Selat Torres lepas Teluk Carpentaria telah selalu diawasi dengan ketat, tapi kini lebih diawasi lagi saat Australia memperhatikan batas maritim utara dan khawatir akan kehadiran China yang meningkat.
Kekhawatiran Australia terasa seperti kekhawatiran Indonesia yang memperhatikan Laut Natuna Utara.
Australia telah memindahkan pasukan darat dan udara lebih banyak ke Wilayah Utara beberapa tahun terakhir dan akhirnya akan mengirimkan delapan Northup Grumman Global Hawks, drone jangka jauh yang mampu berpatroli sampai 30 jam lamanya.
Varian maritim MQ-4C Triton akan ditempatkan di Pangkalan Udara Tindal, 330 kilometer tenggara Darwin, rumah untuk squadron jet F/A-18 dan fasilitas dukungan perang untuk jadi tempat kunjungan pasukan AS dalam latihan rutin Teritori Utara.
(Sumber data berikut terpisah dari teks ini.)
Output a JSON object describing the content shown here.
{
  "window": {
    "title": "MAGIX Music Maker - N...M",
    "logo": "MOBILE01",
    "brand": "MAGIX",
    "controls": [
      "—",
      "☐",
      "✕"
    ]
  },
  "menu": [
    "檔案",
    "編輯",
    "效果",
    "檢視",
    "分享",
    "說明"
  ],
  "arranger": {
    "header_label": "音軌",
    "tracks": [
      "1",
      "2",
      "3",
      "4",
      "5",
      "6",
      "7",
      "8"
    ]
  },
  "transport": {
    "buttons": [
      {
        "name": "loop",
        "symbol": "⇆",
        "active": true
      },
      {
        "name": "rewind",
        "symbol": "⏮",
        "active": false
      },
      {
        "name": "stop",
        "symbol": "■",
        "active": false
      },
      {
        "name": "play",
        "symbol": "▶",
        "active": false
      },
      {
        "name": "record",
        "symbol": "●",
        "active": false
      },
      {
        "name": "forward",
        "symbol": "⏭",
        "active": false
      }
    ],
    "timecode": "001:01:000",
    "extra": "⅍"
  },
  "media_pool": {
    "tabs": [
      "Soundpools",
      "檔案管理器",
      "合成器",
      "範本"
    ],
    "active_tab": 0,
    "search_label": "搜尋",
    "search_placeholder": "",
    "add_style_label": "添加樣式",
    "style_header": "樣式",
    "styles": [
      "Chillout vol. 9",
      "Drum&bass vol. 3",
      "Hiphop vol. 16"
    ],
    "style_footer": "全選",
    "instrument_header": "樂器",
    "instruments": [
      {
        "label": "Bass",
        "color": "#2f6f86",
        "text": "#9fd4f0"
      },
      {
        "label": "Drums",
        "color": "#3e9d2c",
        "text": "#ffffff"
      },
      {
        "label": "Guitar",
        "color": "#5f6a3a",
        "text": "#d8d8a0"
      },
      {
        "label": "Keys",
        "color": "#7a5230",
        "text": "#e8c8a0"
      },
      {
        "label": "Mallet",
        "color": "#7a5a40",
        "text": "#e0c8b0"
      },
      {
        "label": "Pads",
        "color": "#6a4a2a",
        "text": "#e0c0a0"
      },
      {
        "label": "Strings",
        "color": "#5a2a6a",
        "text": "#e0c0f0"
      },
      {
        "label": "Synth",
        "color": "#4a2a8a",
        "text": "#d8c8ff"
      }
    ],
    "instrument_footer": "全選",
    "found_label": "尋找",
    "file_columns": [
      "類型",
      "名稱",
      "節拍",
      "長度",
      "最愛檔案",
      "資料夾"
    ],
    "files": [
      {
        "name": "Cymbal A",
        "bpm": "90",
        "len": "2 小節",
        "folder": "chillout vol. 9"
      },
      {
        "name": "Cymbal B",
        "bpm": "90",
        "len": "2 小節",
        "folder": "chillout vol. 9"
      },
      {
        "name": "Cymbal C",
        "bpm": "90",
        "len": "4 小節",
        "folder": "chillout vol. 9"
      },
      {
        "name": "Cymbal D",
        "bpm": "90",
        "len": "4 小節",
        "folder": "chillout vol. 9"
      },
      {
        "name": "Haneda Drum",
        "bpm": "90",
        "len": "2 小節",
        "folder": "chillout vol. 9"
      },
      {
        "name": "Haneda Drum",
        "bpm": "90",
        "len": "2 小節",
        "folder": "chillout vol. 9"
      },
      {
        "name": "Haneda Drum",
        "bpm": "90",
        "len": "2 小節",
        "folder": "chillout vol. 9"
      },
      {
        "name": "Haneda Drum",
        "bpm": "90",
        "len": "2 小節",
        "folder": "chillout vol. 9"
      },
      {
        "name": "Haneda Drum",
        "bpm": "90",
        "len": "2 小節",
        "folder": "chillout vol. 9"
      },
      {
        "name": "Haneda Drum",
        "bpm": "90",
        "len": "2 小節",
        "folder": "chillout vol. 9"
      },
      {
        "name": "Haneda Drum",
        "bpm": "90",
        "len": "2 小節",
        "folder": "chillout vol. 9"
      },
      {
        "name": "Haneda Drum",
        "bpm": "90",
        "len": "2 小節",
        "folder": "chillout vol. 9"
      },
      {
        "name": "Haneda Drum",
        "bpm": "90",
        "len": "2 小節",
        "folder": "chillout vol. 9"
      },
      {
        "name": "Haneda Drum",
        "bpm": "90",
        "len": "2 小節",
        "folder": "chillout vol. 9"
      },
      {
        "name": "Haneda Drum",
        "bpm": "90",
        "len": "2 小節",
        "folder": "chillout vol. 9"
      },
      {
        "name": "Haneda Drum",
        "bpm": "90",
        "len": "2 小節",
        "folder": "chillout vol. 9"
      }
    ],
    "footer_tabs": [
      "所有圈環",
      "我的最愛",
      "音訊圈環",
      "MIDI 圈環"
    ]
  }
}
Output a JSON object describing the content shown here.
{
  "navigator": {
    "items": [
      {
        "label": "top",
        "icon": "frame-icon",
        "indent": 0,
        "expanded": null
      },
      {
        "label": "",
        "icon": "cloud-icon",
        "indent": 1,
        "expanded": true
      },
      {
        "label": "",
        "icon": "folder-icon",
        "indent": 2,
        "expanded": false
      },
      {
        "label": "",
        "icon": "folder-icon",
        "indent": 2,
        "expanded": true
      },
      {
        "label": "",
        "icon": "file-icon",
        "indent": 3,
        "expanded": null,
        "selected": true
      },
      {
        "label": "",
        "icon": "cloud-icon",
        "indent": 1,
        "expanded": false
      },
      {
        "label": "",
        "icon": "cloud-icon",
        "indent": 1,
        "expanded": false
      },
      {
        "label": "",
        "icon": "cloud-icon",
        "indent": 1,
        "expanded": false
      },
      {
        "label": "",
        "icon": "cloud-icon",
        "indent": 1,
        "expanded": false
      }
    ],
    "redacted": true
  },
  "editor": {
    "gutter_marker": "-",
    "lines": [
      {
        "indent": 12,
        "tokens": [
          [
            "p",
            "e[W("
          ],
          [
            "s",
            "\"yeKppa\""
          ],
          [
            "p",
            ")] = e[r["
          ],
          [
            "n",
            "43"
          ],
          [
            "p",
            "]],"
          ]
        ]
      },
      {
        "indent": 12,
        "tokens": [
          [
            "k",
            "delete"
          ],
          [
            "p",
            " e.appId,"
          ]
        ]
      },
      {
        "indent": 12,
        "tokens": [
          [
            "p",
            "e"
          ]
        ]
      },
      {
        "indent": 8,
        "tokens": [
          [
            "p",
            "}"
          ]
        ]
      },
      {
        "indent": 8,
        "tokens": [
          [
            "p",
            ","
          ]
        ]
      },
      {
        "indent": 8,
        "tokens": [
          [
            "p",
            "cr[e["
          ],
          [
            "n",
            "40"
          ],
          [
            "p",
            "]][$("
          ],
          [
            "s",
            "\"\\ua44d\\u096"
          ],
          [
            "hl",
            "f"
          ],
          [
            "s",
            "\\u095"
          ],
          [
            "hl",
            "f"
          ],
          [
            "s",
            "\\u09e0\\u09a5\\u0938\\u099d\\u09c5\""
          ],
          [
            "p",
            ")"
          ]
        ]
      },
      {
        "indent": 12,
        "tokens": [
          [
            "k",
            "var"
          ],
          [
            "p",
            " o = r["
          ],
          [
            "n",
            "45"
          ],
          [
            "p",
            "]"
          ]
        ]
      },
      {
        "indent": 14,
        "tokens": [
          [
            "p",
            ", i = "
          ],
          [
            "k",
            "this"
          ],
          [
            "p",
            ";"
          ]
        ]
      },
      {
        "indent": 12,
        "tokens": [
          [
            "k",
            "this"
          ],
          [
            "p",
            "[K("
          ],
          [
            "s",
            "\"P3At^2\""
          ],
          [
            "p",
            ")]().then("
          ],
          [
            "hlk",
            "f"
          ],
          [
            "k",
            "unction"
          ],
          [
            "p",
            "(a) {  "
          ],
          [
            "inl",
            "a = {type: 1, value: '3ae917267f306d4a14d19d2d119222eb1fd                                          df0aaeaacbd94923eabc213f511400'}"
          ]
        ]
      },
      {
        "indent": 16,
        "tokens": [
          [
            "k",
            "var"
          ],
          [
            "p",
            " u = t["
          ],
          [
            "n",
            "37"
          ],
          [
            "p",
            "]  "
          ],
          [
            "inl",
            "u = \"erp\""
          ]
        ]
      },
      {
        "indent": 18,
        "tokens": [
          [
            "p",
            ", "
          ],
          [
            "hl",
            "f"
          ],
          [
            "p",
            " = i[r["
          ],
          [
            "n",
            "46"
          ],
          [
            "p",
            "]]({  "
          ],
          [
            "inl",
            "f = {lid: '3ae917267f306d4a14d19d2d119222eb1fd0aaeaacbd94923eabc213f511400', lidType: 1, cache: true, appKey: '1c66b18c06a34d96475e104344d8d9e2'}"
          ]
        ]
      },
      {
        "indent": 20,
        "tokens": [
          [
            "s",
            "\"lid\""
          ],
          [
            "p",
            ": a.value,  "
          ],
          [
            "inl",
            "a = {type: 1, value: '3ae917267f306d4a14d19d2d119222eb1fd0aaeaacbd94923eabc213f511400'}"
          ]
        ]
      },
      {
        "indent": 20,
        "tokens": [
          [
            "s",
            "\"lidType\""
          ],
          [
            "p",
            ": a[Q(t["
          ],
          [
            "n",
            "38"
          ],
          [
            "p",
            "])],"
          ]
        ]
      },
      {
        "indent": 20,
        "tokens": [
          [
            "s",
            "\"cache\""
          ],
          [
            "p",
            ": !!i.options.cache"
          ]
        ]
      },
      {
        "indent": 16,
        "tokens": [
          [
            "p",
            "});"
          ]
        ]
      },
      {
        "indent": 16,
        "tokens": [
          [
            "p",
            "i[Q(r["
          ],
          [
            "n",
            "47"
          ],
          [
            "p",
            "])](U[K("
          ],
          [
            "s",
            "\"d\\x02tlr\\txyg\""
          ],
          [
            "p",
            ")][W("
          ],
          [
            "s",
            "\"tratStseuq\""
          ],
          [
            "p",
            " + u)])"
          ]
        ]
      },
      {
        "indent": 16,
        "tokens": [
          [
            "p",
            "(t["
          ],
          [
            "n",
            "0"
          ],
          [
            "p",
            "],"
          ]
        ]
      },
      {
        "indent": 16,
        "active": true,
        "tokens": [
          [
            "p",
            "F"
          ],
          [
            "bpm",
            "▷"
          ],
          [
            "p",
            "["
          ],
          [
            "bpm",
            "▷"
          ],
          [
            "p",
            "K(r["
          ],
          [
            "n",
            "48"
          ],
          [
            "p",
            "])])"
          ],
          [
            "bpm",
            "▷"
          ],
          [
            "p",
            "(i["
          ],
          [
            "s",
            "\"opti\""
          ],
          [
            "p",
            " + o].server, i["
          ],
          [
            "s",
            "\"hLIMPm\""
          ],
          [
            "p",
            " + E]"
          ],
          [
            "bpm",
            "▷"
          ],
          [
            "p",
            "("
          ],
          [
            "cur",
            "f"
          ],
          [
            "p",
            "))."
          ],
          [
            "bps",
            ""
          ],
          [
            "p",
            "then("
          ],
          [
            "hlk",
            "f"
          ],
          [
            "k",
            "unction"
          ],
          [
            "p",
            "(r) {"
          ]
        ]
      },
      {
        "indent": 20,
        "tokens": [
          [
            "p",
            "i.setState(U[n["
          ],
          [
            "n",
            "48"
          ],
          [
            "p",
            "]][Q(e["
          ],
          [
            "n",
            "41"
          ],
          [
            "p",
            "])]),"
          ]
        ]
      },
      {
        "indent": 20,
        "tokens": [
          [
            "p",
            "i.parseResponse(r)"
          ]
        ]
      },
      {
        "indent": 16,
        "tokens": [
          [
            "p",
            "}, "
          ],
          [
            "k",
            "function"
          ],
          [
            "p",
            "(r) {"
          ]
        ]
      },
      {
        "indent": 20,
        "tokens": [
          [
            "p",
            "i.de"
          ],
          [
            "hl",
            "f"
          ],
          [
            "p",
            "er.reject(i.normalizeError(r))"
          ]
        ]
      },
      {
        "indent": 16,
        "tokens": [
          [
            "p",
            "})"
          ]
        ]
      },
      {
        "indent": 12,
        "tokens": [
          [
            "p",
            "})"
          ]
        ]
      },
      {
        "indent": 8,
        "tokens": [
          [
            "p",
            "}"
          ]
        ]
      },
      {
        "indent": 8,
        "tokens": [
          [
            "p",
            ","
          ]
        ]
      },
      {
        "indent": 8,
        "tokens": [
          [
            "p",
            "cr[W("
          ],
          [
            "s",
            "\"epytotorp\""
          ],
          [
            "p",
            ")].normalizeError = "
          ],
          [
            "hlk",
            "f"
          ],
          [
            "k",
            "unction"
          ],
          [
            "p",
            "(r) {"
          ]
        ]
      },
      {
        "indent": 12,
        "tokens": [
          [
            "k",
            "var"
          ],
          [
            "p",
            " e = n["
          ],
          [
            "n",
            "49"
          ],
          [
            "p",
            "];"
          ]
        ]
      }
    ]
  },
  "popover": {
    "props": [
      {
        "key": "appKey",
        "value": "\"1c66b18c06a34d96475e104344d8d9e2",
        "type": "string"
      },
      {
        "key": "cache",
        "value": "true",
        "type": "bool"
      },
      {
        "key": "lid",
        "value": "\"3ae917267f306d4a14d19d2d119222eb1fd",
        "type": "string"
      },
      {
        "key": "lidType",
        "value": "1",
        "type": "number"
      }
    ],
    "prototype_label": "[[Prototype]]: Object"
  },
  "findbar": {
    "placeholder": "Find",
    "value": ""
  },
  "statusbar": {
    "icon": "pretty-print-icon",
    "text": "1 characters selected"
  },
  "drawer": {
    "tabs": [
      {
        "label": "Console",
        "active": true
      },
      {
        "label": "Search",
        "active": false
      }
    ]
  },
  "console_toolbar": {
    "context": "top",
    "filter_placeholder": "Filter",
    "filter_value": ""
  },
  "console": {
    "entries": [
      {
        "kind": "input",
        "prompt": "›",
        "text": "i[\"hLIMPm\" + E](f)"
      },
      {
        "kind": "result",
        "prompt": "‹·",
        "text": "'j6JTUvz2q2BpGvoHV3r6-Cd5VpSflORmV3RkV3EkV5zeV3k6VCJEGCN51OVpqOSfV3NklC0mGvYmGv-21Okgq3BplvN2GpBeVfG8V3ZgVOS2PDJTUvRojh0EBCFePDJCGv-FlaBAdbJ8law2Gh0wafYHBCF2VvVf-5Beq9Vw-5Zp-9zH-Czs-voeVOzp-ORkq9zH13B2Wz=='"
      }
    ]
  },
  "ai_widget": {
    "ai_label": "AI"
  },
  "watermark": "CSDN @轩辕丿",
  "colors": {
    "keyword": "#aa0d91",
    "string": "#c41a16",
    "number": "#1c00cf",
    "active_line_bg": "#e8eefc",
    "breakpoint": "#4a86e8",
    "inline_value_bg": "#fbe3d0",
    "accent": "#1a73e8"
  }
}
Ditugaskan hanya dengan angkatan udara AS dan Korea Selatan, Hawks diharapkan bekerja berdua dengan P-8, yang beroperasi di pangkalan Edinburgh, Australia Selatan, tapi sering diluncurkan ke tempat Australia lainnya.
Kedatangan mereka yang kini ditunda sampai 2024, akan meningkatkan kemampuan RAAF melakukan misi pengintaian yang diperluas di atas Samudra Hindia dan melintasi Laut Timor dan Arafura, memisahkan rantai pulau timur Indonesia dari Australia.
Pakar pertahanan hal ini menguntungkan Jakarta, yang mana sudah dibantu Australia dengan mata-mata karena Indonesia tidak punya kemampuan mengumpulkan informasi walaupun keuntungan memiliki Zona Ekonomi Eksklusif 6,1 juta kilometer persegi.